Bounded surprise exam paradox

A small fun thing I came up with this morning.

The surprise exam paradox goes as follows: “you’ll be given a surprise exam on one of the days next week, and you won’t figure out the date of the exam on the previous day”. Then you figure that the exam can’t be on Sunday as it’s the last day and you’d know it on Saturday, so it can’t be on Saturday and so on, ruling out all days. Then the exam happens on Wednesday and you’re surprised.

The standard solution, which I agree with, is to interpret it as a self-referential sentence S = “there is a natural number X from 1 to 7, such that from knowing any lower bound on X and also knowing S, it’s impossible to prove the value of X”. This isn’t a liar kind of paradox, because the self-reference in S only talks about provability, not truth. So we can take any formal theory that’s strong enough to talk about provability within itself (same conditions as Gödel’s theorems), convert S into a non-self-referential sentence by using the diagonal lemma, and observe that S is false. And from a falsehood anything follows, so for the student’s conclusions are only the student’s problem.

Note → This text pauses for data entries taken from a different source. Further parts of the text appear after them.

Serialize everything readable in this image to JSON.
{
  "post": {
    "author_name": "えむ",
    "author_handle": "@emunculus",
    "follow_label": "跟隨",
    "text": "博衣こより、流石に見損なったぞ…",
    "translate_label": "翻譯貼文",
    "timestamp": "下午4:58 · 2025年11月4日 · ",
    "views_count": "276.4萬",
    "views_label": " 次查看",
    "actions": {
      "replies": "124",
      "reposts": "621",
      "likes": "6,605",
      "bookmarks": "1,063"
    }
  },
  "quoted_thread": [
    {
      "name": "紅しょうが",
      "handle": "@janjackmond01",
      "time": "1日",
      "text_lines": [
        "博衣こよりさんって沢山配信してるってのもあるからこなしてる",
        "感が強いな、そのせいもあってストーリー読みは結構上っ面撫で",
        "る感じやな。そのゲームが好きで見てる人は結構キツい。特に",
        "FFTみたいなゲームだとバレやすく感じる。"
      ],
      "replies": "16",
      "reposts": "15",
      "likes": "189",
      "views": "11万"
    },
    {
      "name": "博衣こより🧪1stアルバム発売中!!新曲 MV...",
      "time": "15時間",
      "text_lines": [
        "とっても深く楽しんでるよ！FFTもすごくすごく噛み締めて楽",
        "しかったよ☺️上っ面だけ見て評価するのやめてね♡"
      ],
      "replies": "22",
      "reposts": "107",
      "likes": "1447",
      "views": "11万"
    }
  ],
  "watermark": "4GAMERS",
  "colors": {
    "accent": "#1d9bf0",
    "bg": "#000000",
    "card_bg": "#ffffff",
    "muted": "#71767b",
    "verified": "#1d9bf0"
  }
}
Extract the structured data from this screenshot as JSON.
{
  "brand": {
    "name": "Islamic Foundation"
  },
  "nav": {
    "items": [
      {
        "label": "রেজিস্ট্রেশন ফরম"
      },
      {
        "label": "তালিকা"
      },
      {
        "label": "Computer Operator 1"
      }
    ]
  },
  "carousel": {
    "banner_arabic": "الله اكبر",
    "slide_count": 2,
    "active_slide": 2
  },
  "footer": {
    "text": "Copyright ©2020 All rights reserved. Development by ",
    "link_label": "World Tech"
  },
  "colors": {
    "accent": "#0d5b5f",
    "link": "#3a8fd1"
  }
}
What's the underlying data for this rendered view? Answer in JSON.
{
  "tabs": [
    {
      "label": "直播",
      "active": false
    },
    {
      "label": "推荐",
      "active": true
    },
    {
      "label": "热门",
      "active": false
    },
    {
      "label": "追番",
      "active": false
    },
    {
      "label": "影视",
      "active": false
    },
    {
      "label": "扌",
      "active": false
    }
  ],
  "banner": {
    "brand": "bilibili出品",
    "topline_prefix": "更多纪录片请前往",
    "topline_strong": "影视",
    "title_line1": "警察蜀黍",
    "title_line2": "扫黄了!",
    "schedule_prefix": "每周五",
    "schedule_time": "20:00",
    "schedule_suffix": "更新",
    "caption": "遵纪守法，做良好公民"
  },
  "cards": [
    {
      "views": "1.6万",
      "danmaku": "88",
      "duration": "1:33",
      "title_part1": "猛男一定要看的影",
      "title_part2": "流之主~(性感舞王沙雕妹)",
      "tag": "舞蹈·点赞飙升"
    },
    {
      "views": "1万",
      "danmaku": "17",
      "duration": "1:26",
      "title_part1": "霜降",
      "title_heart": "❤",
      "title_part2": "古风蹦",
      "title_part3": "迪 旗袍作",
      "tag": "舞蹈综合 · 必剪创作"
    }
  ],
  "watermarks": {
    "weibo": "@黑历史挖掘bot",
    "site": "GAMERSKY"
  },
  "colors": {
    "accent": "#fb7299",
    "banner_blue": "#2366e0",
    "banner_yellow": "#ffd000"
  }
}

It’s a satisfying solution, but there’s a wrinkle. What if we interpret the teacher’s statement as being not about provability, but as a prediction of the future? Not “there’s no proof”, but “you specifically, as a deterministic algorithm running in finite time, will not find a proof”?

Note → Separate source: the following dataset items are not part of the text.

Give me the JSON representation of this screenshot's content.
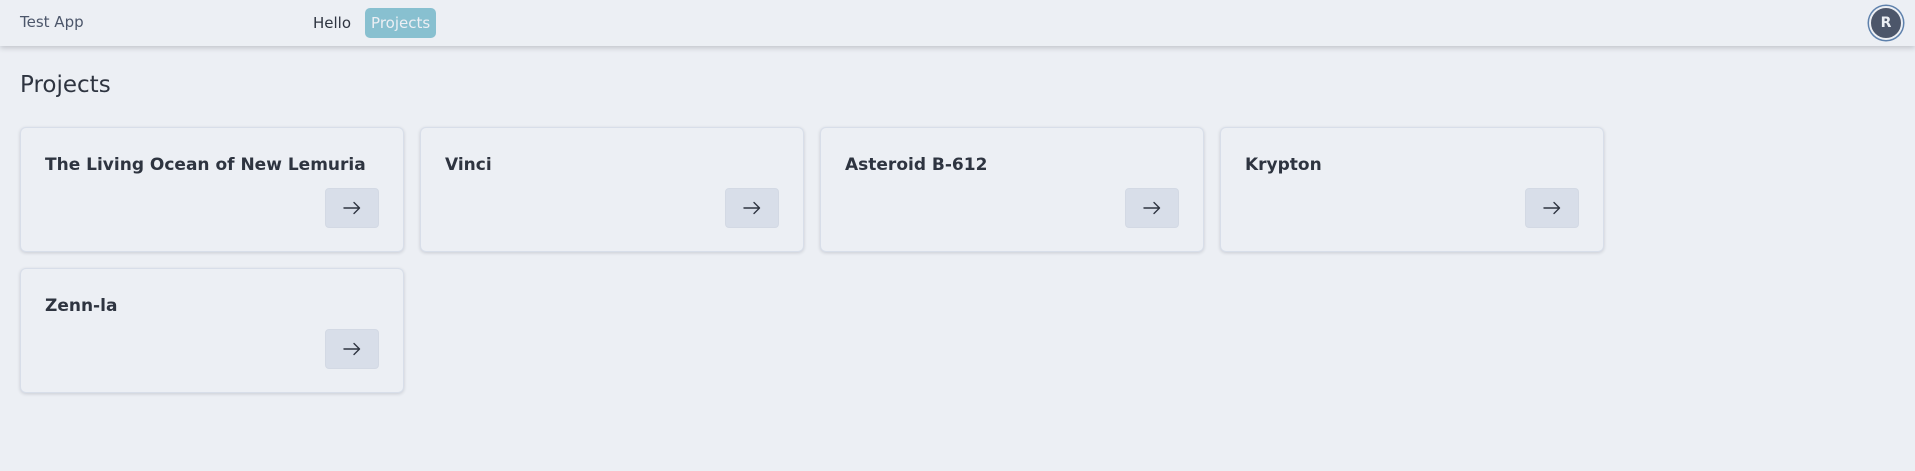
{
  "header": {
    "app_title": "Test App",
    "nav": [
      {
        "label": "Hello",
        "active": false
      },
      {
        "label": "Projects",
        "active": true
      }
    ],
    "avatar_initial": "R"
  },
  "page": {
    "title": "Projects"
  },
  "projects": [
    {
      "name": "The Living Ocean of New Lemuria",
      "action_icon": "arrow-right-icon"
    },
    {
      "name": "Vinci",
      "action_icon": "arrow-right-icon"
    },
    {
      "name": "Asteroid B-612",
      "action_icon": "arrow-right-icon"
    },
    {
      "name": "Krypton",
      "action_icon": "arrow-right-icon"
    },
    {
      "name": "Zenn-la",
      "action_icon": "arrow-right-icon"
    }
  ],
  "colors": {
    "background": "#eceff4",
    "accent": "#88c0d0",
    "text": "#2e3440",
    "button_bg": "#d8dee9",
    "avatar_bg": "#4c566a"
  }
}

We can encode that by using two self-references instead of one. The student will be a program P, which on the evening of each day will enumerate all proofs in Peano arithmetic up to N symbols long, for some large N. The teacher’s statement S will be: “The program P, quoted here in full, won’t on any day find a proof that {S + knowledge of that day} implies the exam is the next day.” All self- and mutual references can again be resolved by using the diagonal lemma. So P will either find a proof or won’t. Which is it?

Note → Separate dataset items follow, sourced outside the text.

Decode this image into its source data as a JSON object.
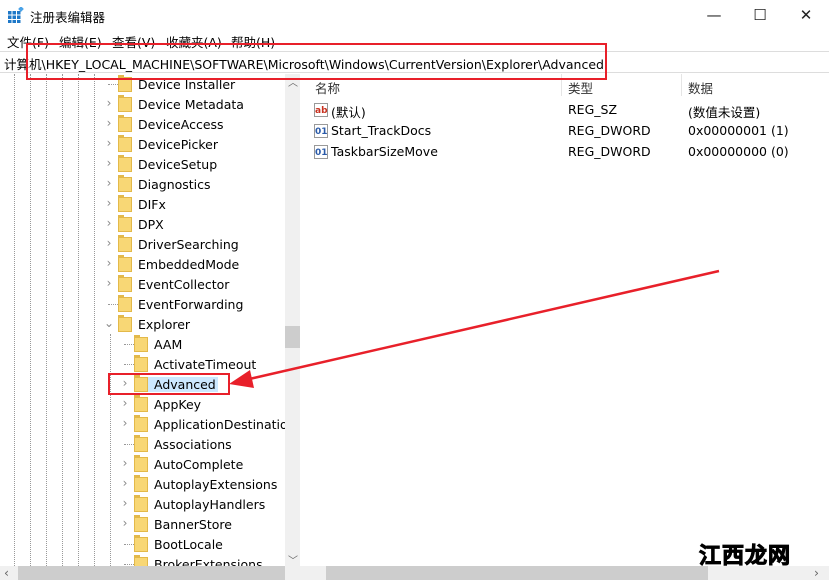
{
  "window": {
    "title": "注册表编辑器",
    "controls": {
      "minimize": "—",
      "maximize": "☐",
      "close": "✕"
    }
  },
  "menu": [
    "文件(F)",
    "编辑(E)",
    "查看(V)",
    "收藏夹(A)",
    "帮助(H)"
  ],
  "address": "计算机\\HKEY_LOCAL_MACHINE\\SOFTWARE\\Microsoft\\Windows\\CurrentVersion\\Explorer\\Advanced",
  "tree": {
    "level1": [
      {
        "label": "Device Installer",
        "expandable": false
      },
      {
        "label": "Device Metadata",
        "expandable": true
      },
      {
        "label": "DeviceAccess",
        "expandable": true
      },
      {
        "label": "DevicePicker",
        "expandable": true
      },
      {
        "label": "DeviceSetup",
        "expandable": true
      },
      {
        "label": "Diagnostics",
        "expandable": true
      },
      {
        "label": "DIFx",
        "expandable": true
      },
      {
        "label": "DPX",
        "expandable": true
      },
      {
        "label": "DriverSearching",
        "expandable": true
      },
      {
        "label": "EmbeddedMode",
        "expandable": true
      },
      {
        "label": "EventCollector",
        "expandable": true
      },
      {
        "label": "EventForwarding",
        "expandable": false
      },
      {
        "label": "Explorer",
        "expandable": true,
        "expanded": true
      }
    ],
    "explorer_children": [
      {
        "label": "AAM",
        "expandable": false
      },
      {
        "label": "ActivateTimeout",
        "expandable": false
      },
      {
        "label": "Advanced",
        "expandable": true,
        "selected": true
      },
      {
        "label": "AppKey",
        "expandable": true
      },
      {
        "label": "ApplicationDestinations",
        "expandable": true
      },
      {
        "label": "Associations",
        "expandable": false
      },
      {
        "label": "AutoComplete",
        "expandable": true
      },
      {
        "label": "AutoplayExtensions",
        "expandable": true
      },
      {
        "label": "AutoplayHandlers",
        "expandable": true
      },
      {
        "label": "BannerStore",
        "expandable": true
      },
      {
        "label": "BootLocale",
        "expandable": false
      },
      {
        "label": "BrokerExtensions",
        "expandable": false
      }
    ]
  },
  "values": {
    "headers": {
      "name": "名称",
      "type": "类型",
      "data": "数据"
    },
    "rows": [
      {
        "icon": "string-value-icon",
        "glyph": "ab",
        "name": "(默认)",
        "type": "REG_SZ",
        "data": "(数值未设置)"
      },
      {
        "icon": "dword-value-icon",
        "glyph": "01",
        "name": "Start_TrackDocs",
        "type": "REG_DWORD",
        "data": "0x00000001 (1)"
      },
      {
        "icon": "dword-value-icon",
        "glyph": "01",
        "name": "TaskbarSizeMove",
        "type": "REG_DWORD",
        "data": "0x00000000 (0)"
      }
    ]
  },
  "watermark": {
    "part1": "江西",
    "part2": "龙网"
  },
  "colors": {
    "annotation": "#e8202a",
    "selection": "#cce8ff",
    "folder": "#f8d775"
  }
}
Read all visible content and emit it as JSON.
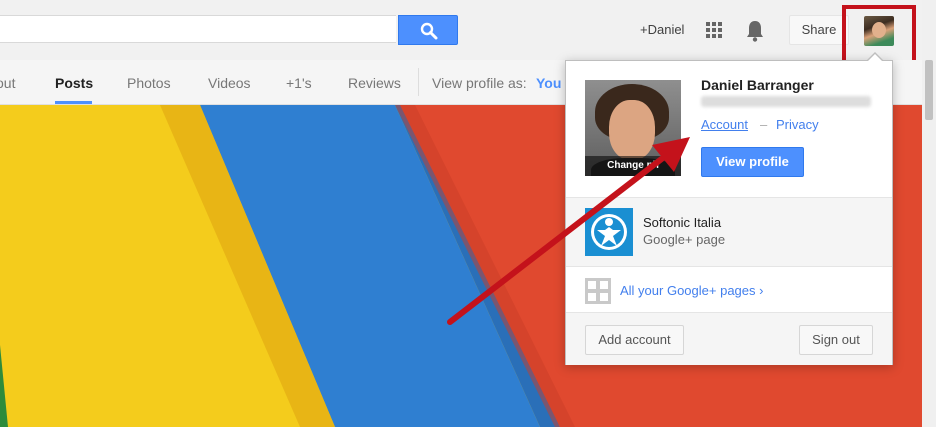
{
  "header": {
    "search": {
      "value": "",
      "placeholder": ""
    },
    "user_link": "+Daniel",
    "share_label": "Share"
  },
  "tabs": {
    "items": [
      {
        "label": "out"
      },
      {
        "label": "Posts"
      },
      {
        "label": "Photos"
      },
      {
        "label": "Videos"
      },
      {
        "label": "+1's"
      },
      {
        "label": "Reviews"
      }
    ],
    "active": "Posts",
    "view_profile_as_label": "View profile as:",
    "view_profile_as_value": "You"
  },
  "account_menu": {
    "name": "Daniel Barranger",
    "change_photo": "Change ph",
    "account_link": "Account",
    "separator": "–",
    "privacy_link": "Privacy",
    "view_profile": "View profile",
    "page": {
      "name": "Softonic Italia",
      "type": "Google+ page"
    },
    "all_pages": "All your Google+ pages ›",
    "add_account": "Add account",
    "sign_out": "Sign out"
  },
  "colors": {
    "accent": "#4d90fe",
    "highlight_box": "#c4121b",
    "arrow": "#c4121b",
    "cover_yellow": "#f4cc1c",
    "cover_blue": "#2f7fd1",
    "cover_red": "#e0492f",
    "cover_green": "#2e8b3b"
  },
  "icons": {
    "search": "search-icon",
    "apps": "apps-grid-icon",
    "notifications": "bell-icon",
    "pages": "pages-icon"
  }
}
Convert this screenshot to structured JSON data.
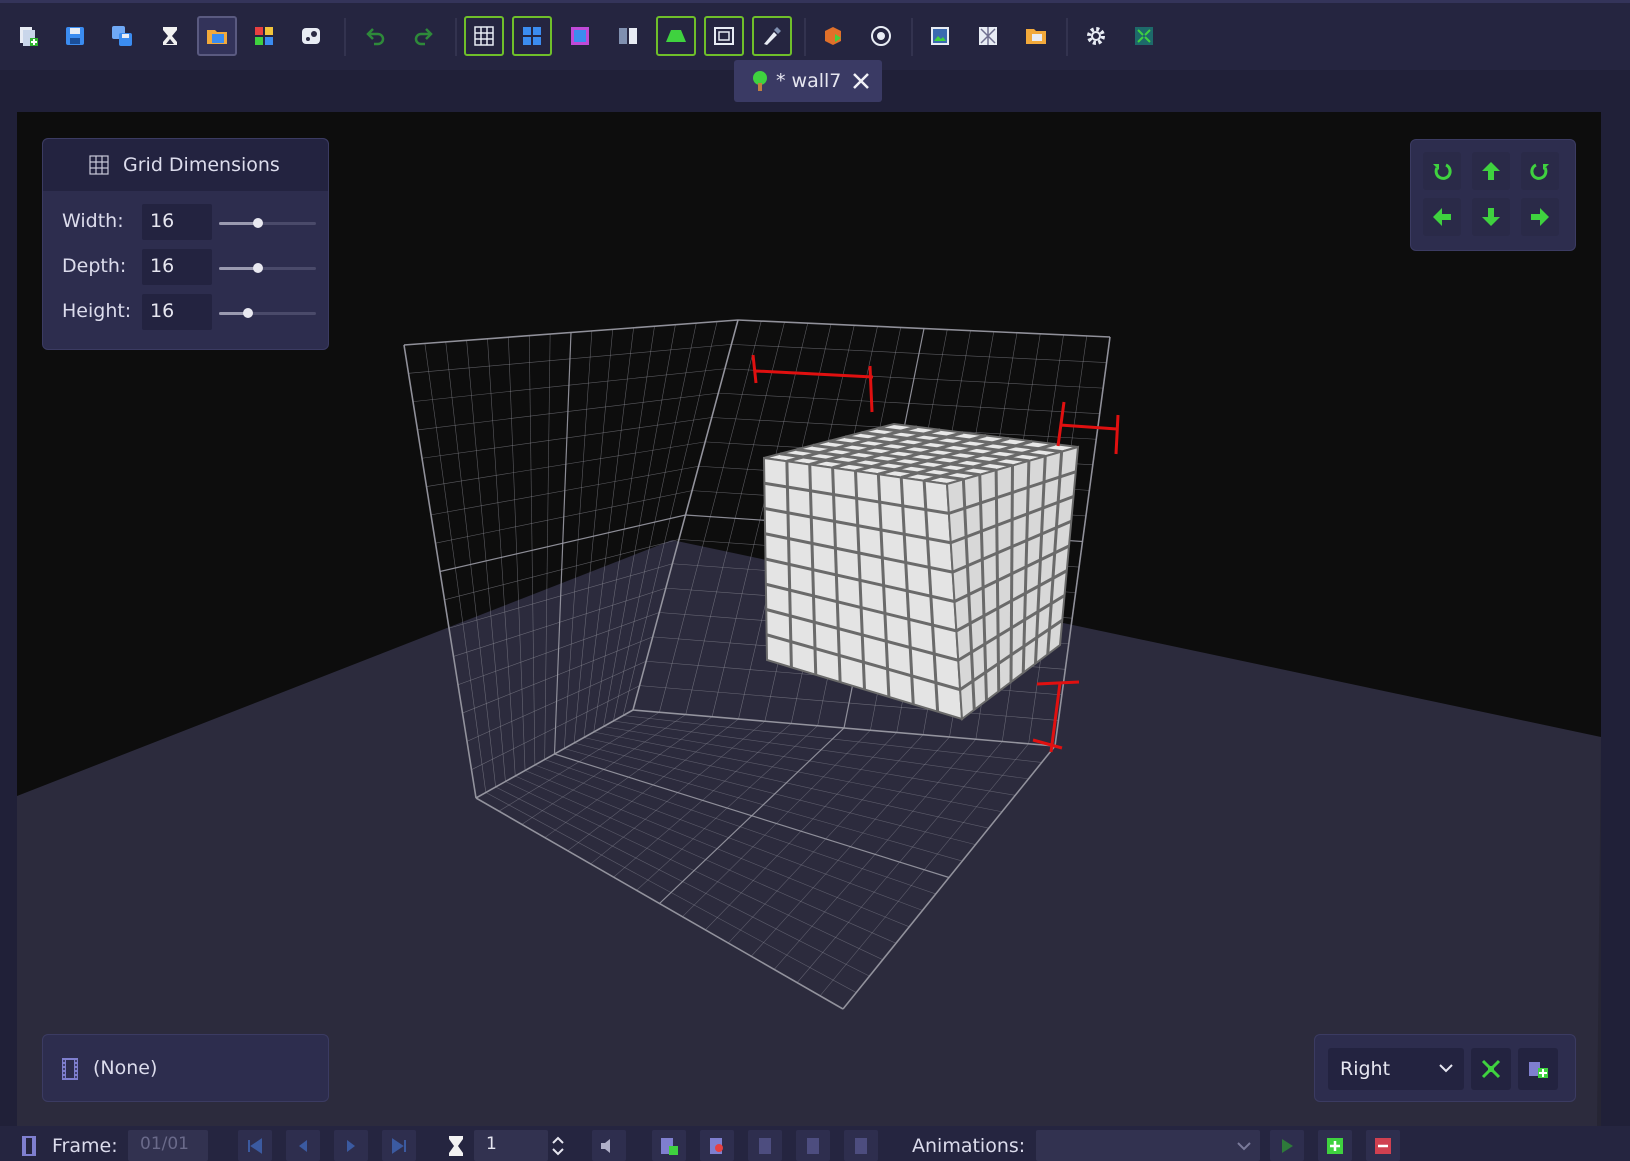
{
  "toolbar": {
    "buttons": [
      {
        "icon": "new-file-icon"
      },
      {
        "icon": "save-icon"
      },
      {
        "icon": "save-all-icon"
      },
      {
        "icon": "hourglass-icon"
      },
      {
        "icon": "open-folder-icon"
      },
      {
        "icon": "palette-icon"
      },
      {
        "icon": "steam-icon"
      },
      {
        "icon": "undo-icon"
      },
      {
        "icon": "redo-icon"
      },
      {
        "icon": "grid-icon"
      },
      {
        "icon": "grid-fill-icon"
      },
      {
        "icon": "square-icon"
      },
      {
        "icon": "mirror-icon"
      },
      {
        "icon": "floor-icon"
      },
      {
        "icon": "frame-icon"
      },
      {
        "icon": "paint-icon"
      },
      {
        "icon": "export-cube-icon"
      },
      {
        "icon": "camera-icon"
      },
      {
        "icon": "image-icon"
      },
      {
        "icon": "texture-icon"
      },
      {
        "icon": "folder-icon"
      },
      {
        "icon": "gear-icon"
      },
      {
        "icon": "fullscreen-icon"
      }
    ],
    "colors": {
      "active_border": "#6fbf2a",
      "accent_green": "#3fd23f",
      "accent_blue": "#3b8cf0"
    }
  },
  "tab": {
    "title": "* wall7",
    "icon": "tree-icon",
    "close_icon": "close-icon"
  },
  "grid_dimensions": {
    "title": "Grid Dimensions",
    "icon": "grid-icon",
    "fields": [
      {
        "label": "Width:",
        "value": "16",
        "level": 0.4
      },
      {
        "label": "Depth:",
        "value": "16",
        "level": 0.4
      },
      {
        "label": "Height:",
        "value": "16",
        "level": 0.3
      }
    ]
  },
  "nav": {
    "buttons": [
      {
        "icon": "rotate-left-icon"
      },
      {
        "icon": "arrow-up-icon"
      },
      {
        "icon": "rotate-right-icon"
      },
      {
        "icon": "arrow-left-icon"
      },
      {
        "icon": "arrow-down-icon"
      },
      {
        "icon": "arrow-right-icon"
      }
    ]
  },
  "animation_panel": {
    "icon": "film-icon",
    "label": "(None)"
  },
  "view_panel": {
    "selected": "Right",
    "buttons": [
      {
        "icon": "fit-view-icon"
      },
      {
        "icon": "add-view-icon"
      }
    ]
  },
  "bottom": {
    "frame_label": "Frame:",
    "frame_value": "01/01",
    "speed_value": "1",
    "animations_label": "Animations:",
    "animations_value": ""
  }
}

Well, if N is large enough, P can prove that the exam can’t happen on the last day, then on the day before and so on, by the same method as in the original paradox. So on the very first day P will prove that S is false, and also that S implies the exam will be on Monday, and S implies the exam will be on Tuesday, all of that at the same time. In other words, even if the student is a bounded deterministic program without logical omniscience, the teacher is still lying. The student will still prove from the teacher’s words that the exam will happen on a specific day, and also on another specific day, and also the moon is made of green cheese.